5. Ante todo o exposto, verificada a manifesta ausência de legitimidade ativa ad causam da entidade ora requerente, não conheço da presente ação direta de inconstitucionalidade (RISTF, art. 21, § 1º).

Arquivem-se os autos.

Publique-se.

Brasília, 29 de junho de 2011.


Ministra Ellen Gracie
Relatora

CONCLUSÃO: Para ter legitimidade para propor ADIN é necessário representar todos os oficiais de Justiça brasileiros (estaduais e federais, da justiça comum e especializada). Além disso, deve ser uma organização sindical de terceiro grau (confederação), excluindo-se as federações, ainda que tenha abrangência nacional.
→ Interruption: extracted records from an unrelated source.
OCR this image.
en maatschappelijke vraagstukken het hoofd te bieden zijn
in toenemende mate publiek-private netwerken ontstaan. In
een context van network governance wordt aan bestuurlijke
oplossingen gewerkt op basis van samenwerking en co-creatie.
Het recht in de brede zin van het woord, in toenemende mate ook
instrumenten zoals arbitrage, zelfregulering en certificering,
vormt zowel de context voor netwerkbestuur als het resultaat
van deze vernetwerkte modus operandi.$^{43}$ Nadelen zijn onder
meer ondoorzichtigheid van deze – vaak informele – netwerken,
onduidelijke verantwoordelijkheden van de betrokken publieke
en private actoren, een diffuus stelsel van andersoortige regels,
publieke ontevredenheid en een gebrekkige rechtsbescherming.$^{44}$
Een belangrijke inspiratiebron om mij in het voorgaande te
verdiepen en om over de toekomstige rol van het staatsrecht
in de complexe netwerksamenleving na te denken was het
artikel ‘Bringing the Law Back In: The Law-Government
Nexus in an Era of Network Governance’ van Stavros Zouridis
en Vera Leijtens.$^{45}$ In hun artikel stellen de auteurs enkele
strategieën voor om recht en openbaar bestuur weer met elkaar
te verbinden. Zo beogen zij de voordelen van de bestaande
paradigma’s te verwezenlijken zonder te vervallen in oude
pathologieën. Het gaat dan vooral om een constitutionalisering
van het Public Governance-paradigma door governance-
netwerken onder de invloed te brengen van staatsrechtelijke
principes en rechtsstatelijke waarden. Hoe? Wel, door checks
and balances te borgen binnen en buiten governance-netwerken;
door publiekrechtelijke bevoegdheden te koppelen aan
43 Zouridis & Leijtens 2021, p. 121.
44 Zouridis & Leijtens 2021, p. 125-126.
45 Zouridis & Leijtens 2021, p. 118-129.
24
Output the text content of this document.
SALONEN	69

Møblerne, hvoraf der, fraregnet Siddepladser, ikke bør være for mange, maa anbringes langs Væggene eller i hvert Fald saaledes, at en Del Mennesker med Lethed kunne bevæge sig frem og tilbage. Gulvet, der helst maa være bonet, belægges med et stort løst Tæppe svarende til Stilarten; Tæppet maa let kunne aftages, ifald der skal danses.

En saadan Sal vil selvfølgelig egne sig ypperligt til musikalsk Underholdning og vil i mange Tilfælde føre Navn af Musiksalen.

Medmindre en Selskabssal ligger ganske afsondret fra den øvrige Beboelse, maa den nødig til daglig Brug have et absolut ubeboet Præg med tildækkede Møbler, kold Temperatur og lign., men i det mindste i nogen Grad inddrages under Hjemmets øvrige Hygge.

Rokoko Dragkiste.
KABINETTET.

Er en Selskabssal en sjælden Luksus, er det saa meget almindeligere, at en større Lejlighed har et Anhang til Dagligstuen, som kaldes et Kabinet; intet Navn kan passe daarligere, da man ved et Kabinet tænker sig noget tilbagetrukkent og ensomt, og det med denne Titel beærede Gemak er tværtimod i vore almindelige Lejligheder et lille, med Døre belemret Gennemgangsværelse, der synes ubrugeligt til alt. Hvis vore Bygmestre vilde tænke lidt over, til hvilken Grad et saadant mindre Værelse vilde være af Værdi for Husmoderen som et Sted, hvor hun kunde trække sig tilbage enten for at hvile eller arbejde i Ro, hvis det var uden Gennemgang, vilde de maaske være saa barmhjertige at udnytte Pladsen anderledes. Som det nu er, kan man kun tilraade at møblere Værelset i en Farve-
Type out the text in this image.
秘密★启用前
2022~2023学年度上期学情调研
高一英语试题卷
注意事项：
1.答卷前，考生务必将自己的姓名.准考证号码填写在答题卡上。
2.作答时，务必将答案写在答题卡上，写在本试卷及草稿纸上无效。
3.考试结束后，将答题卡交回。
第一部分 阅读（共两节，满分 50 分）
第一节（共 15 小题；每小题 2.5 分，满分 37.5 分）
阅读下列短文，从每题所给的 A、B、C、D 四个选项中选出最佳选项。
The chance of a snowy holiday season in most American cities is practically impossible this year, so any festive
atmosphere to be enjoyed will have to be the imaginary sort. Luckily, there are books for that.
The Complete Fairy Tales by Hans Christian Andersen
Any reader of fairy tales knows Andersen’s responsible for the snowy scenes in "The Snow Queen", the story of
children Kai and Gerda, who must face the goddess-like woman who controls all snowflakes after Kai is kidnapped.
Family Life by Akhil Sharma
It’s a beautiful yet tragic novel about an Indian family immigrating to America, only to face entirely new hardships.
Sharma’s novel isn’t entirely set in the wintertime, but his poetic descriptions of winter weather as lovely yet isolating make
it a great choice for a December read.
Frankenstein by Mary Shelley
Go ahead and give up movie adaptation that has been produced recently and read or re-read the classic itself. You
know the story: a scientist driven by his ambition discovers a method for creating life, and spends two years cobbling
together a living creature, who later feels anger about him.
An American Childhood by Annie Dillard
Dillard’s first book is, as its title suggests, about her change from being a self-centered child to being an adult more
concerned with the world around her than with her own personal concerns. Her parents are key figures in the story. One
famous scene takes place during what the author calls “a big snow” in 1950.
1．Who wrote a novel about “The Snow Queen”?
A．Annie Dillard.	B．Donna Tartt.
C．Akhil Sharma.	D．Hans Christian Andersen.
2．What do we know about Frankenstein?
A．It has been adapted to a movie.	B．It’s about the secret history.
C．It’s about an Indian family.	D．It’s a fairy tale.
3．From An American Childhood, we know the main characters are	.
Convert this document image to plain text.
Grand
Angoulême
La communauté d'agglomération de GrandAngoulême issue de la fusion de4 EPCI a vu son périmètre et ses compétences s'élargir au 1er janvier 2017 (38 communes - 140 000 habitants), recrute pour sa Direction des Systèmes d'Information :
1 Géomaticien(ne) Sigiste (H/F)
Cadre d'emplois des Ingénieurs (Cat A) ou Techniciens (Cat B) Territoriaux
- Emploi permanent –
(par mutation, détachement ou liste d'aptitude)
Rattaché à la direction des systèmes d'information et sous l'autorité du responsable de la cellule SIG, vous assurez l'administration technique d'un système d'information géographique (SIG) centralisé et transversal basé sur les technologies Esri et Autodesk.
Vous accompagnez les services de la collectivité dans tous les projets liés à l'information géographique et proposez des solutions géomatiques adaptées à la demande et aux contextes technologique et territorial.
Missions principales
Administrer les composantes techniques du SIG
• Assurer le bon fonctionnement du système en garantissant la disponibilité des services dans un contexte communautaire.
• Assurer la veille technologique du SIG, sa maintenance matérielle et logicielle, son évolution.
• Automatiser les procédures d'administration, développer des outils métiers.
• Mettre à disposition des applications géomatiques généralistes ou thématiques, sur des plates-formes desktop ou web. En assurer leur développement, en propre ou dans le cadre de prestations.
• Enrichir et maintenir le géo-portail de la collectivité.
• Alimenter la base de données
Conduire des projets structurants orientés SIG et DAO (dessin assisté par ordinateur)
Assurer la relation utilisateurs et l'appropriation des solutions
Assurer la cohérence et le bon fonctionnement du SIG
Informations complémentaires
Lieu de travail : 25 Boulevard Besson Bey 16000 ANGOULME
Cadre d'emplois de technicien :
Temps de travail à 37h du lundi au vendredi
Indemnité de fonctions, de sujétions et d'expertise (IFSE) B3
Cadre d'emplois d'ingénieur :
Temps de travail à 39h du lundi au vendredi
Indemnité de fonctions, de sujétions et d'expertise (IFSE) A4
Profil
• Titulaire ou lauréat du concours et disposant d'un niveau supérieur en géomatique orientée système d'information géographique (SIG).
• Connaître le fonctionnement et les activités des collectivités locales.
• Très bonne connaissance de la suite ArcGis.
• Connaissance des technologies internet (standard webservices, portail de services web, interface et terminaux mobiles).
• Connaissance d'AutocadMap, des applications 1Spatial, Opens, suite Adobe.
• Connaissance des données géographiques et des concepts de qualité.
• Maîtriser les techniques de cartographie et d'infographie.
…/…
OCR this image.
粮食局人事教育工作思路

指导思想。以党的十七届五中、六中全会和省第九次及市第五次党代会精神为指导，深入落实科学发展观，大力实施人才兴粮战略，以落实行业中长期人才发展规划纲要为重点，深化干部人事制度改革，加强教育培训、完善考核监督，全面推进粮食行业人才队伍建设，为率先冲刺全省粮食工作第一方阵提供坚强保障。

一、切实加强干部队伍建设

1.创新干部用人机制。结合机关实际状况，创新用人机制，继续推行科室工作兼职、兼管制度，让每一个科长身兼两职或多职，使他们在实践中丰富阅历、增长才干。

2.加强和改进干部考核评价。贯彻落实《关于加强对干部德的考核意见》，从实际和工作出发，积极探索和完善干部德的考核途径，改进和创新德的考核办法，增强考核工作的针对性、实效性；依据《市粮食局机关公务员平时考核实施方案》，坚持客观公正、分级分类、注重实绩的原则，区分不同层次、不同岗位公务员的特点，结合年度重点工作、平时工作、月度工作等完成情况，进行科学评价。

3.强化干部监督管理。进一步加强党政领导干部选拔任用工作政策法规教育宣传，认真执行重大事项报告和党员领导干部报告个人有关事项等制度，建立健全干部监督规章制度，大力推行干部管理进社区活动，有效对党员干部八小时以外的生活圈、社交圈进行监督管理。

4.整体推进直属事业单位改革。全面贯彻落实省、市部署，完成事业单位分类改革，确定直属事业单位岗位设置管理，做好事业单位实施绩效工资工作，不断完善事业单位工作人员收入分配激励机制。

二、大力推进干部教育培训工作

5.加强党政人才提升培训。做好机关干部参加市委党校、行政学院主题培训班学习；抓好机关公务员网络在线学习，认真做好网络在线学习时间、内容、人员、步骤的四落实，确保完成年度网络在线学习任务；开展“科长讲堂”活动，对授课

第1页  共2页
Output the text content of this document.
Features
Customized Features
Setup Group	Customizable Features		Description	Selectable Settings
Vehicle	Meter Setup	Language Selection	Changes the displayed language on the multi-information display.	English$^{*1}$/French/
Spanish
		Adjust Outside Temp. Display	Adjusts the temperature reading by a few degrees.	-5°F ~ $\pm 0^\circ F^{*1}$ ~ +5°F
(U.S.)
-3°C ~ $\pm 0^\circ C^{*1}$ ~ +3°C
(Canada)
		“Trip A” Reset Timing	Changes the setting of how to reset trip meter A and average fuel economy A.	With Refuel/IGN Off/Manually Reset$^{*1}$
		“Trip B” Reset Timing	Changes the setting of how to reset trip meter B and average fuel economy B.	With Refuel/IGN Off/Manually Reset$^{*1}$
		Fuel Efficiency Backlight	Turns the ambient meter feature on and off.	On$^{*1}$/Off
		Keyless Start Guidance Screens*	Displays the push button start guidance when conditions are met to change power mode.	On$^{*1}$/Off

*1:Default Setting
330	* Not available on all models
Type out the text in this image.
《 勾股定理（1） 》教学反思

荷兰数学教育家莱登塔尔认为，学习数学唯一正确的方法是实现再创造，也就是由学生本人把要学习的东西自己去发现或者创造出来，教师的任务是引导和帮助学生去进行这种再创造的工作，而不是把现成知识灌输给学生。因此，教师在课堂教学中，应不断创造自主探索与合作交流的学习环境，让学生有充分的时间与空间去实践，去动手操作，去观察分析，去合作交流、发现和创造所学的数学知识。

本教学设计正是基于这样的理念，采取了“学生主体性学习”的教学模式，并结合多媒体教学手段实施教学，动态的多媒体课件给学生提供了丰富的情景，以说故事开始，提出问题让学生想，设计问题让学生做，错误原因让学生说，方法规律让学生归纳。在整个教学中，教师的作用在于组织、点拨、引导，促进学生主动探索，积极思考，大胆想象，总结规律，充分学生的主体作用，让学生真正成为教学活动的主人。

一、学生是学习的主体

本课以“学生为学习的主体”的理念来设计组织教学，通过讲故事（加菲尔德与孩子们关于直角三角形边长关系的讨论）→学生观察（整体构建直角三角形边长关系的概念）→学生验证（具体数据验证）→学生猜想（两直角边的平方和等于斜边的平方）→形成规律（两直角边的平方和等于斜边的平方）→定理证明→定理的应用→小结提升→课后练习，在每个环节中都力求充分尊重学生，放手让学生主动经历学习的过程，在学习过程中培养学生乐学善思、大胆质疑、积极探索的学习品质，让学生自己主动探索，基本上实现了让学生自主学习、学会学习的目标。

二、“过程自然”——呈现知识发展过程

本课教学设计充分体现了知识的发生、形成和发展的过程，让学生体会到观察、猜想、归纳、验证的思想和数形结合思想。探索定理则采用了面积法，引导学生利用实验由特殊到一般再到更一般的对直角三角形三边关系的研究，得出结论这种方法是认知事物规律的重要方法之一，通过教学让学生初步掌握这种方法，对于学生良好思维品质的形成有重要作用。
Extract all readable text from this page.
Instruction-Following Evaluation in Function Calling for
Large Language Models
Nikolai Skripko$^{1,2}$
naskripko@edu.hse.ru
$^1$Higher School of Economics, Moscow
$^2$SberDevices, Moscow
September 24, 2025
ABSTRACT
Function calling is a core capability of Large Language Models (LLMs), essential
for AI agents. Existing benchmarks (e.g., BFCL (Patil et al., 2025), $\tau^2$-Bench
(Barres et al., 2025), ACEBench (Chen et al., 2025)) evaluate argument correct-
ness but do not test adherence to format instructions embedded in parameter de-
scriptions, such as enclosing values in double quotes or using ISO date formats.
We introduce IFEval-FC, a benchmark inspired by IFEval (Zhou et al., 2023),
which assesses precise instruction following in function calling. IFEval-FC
Portanto, a FENOJUS não terá legitimidade para propor ADIN, ADC e ADPF. Fez certo a FOJEBRA em fundar uma Associação dos Oficiais de Justiça do Brasil, com a finalidade de propor as ações judiciais que necessitem de associação com abrangência nacional, pois basta a associação abranger todo o território nacional. Para formar uma confederação é necessário três federações filiadas. Já para formar uma federação é necessário, no mínimo, cinco sindicatos.